Las concesiones de Macron

Para llegar a este compromiso, el Gobierno de Macron ha tenido que hacer también algunas concesiones. La nueva directiva no entrará en vigor hasta cuatro años después de su adopción definitiva -ahora queda que sea ratificada por la Eurocámara-, en lugar de los dos años de transición que propugnaba París. Y no se aplicará al sector del transporte por carretera, que se regirá por reglas específicas que deben aprobarse en el futuro.

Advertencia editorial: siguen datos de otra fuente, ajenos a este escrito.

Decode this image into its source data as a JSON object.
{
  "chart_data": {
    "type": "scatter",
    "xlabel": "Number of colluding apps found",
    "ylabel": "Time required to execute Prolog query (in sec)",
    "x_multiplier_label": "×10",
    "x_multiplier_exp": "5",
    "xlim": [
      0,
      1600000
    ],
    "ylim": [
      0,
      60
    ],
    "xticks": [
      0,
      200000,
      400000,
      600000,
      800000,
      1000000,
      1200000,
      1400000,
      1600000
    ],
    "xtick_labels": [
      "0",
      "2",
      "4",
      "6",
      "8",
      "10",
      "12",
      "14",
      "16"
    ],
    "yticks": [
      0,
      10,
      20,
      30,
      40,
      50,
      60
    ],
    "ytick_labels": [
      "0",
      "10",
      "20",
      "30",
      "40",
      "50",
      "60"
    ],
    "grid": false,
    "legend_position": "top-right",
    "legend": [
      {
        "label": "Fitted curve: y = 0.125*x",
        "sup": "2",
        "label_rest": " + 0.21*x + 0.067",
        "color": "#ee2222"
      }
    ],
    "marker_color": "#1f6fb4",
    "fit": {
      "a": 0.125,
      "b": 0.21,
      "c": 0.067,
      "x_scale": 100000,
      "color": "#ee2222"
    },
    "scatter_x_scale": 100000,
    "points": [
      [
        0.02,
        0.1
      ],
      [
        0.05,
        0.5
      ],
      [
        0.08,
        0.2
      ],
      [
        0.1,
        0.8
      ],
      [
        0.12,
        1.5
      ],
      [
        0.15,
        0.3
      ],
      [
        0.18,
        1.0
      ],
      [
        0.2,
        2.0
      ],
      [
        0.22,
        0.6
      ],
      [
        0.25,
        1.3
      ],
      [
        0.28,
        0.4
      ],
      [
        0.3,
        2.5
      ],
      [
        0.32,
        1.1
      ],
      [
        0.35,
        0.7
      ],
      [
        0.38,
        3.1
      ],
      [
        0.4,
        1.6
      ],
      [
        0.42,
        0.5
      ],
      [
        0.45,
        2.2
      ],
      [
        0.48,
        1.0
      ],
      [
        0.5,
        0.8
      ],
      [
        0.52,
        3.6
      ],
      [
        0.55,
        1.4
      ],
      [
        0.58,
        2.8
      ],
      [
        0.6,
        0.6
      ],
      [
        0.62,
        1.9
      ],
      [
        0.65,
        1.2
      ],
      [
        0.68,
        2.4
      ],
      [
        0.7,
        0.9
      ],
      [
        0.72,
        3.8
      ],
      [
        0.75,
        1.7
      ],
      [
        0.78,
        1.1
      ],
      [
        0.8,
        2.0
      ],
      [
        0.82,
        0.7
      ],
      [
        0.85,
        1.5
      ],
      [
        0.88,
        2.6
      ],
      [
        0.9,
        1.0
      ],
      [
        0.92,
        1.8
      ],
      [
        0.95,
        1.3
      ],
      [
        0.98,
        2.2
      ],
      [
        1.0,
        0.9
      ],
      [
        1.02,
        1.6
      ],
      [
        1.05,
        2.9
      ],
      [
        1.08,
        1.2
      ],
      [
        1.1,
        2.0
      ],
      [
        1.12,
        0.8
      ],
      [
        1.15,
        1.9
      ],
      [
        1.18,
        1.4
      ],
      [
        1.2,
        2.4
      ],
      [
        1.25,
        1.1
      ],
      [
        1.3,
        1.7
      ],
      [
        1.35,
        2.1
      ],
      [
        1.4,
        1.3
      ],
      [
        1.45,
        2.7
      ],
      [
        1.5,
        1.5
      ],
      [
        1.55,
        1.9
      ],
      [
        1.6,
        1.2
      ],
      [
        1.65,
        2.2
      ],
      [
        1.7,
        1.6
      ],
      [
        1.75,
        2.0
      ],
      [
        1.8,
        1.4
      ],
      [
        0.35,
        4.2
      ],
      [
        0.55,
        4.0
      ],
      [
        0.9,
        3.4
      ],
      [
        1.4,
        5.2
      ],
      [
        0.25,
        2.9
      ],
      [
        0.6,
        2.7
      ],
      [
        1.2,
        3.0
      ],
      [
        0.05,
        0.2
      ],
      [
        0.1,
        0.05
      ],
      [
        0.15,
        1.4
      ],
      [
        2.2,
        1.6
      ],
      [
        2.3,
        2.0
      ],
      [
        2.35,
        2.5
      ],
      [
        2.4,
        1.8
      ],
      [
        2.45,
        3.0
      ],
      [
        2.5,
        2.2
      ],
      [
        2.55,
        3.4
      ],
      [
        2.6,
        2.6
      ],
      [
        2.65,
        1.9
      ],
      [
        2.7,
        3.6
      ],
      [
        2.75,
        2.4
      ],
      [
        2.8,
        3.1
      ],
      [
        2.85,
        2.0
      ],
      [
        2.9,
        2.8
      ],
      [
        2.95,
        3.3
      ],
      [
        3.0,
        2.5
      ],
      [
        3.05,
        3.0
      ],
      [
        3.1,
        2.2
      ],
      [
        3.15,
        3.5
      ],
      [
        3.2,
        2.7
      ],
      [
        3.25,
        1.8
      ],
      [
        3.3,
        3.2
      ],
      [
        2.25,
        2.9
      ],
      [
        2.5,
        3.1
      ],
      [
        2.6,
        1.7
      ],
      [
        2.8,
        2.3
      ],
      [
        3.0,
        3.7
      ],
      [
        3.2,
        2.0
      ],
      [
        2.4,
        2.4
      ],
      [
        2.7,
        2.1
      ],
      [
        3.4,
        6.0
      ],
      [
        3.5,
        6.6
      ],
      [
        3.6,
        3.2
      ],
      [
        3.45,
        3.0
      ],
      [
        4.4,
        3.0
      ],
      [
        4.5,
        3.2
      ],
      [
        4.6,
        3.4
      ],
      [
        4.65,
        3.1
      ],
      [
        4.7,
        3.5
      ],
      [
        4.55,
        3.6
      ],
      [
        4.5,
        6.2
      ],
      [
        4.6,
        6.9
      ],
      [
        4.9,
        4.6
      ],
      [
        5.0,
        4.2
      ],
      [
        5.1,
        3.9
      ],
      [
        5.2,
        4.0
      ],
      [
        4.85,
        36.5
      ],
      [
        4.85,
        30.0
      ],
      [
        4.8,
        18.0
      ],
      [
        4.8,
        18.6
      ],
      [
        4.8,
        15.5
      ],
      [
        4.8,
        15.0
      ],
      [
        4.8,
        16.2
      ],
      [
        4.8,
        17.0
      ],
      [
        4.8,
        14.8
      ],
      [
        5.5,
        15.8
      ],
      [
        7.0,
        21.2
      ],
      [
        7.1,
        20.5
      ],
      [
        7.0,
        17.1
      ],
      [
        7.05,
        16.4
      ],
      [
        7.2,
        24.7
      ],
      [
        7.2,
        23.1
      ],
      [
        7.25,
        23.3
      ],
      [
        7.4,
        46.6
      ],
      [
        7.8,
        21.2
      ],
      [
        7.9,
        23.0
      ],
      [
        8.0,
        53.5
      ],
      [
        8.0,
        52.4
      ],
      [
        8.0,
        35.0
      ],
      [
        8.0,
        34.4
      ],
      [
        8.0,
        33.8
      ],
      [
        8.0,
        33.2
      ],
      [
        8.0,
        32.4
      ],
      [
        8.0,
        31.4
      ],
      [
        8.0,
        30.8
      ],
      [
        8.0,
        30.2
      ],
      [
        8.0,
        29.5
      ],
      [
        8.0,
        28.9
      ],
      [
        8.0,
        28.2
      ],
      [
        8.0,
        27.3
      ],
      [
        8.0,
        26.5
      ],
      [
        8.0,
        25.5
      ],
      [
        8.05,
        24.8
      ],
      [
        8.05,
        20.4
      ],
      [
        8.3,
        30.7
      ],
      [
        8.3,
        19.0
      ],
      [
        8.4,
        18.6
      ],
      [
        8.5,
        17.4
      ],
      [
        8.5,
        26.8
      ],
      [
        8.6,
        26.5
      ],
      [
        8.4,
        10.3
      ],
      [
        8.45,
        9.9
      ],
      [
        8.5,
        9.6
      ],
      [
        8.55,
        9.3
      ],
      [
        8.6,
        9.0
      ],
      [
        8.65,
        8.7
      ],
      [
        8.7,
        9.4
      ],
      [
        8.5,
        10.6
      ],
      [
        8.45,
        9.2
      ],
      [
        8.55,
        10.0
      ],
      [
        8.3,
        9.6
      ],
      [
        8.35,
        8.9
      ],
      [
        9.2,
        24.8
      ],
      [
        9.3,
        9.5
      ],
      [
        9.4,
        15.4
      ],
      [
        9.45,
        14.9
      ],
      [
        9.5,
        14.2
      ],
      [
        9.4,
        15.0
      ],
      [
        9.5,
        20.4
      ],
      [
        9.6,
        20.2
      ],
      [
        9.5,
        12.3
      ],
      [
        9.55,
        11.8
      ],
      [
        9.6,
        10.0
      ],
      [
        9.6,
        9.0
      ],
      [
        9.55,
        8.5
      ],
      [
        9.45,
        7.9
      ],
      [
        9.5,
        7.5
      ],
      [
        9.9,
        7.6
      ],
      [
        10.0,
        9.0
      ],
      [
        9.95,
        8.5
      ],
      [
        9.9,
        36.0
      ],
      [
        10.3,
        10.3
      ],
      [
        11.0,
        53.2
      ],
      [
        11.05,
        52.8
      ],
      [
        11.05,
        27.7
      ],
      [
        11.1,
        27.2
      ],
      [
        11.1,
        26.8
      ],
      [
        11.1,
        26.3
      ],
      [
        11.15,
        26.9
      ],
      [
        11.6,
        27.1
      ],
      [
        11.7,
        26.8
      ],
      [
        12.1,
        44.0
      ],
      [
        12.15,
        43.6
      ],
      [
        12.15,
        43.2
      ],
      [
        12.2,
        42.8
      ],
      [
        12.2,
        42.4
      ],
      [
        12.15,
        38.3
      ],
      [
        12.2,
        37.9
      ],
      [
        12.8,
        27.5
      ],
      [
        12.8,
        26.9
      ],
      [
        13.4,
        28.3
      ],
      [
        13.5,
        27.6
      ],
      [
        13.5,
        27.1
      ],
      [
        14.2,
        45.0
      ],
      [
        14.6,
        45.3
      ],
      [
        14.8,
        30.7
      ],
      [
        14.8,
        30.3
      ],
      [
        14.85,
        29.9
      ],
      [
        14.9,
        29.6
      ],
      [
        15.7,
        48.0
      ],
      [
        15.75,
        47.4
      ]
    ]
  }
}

Con esta excepción, Francia se ha ganado en el último minuto el apoyo de España, Portugal y otros países periféricos. Y ha evitado una fractura total entre el este y el oeste de Europa. Y es que en un primer momento, el Gobierno de Mariano Rajoy se había alineado con los países del este en su oposición a la reforma, precisamente por miedo a que dañase la competitividad del transporte por carretera. Macron se reunió con Rajoy el viernes durante la cumbre de Bruselas para abordar estas preocupaciones. 

Finalmente, sólo han votado en contra Polonia, Hungría, Lituania y Letonia. Por su parte, Reino Unido, Irlanda y Croacia se han abstenido.

Macron logra resarcirse así de las derrotas tempranas que ha sufrido ya en la escena bruselense su proyecto de "refundar" la UE. Durante la cumbre de la semana pasada, su plan para crear una nueva tasa a los gigantes de Internet fue vetado por Irlanda y Luxemburgo. Y sus reservas al acuerdo de libre comercio entre la UE y Mercosur fueron ignoradas por el presidente de la Comisión, Jean-Claude Juncker, y países como España o Países Bajos. Los planes del presidente francés para la unión monetaria chocan también con el programa de los nuevos socios de coalición de la canciller Angela Merkel.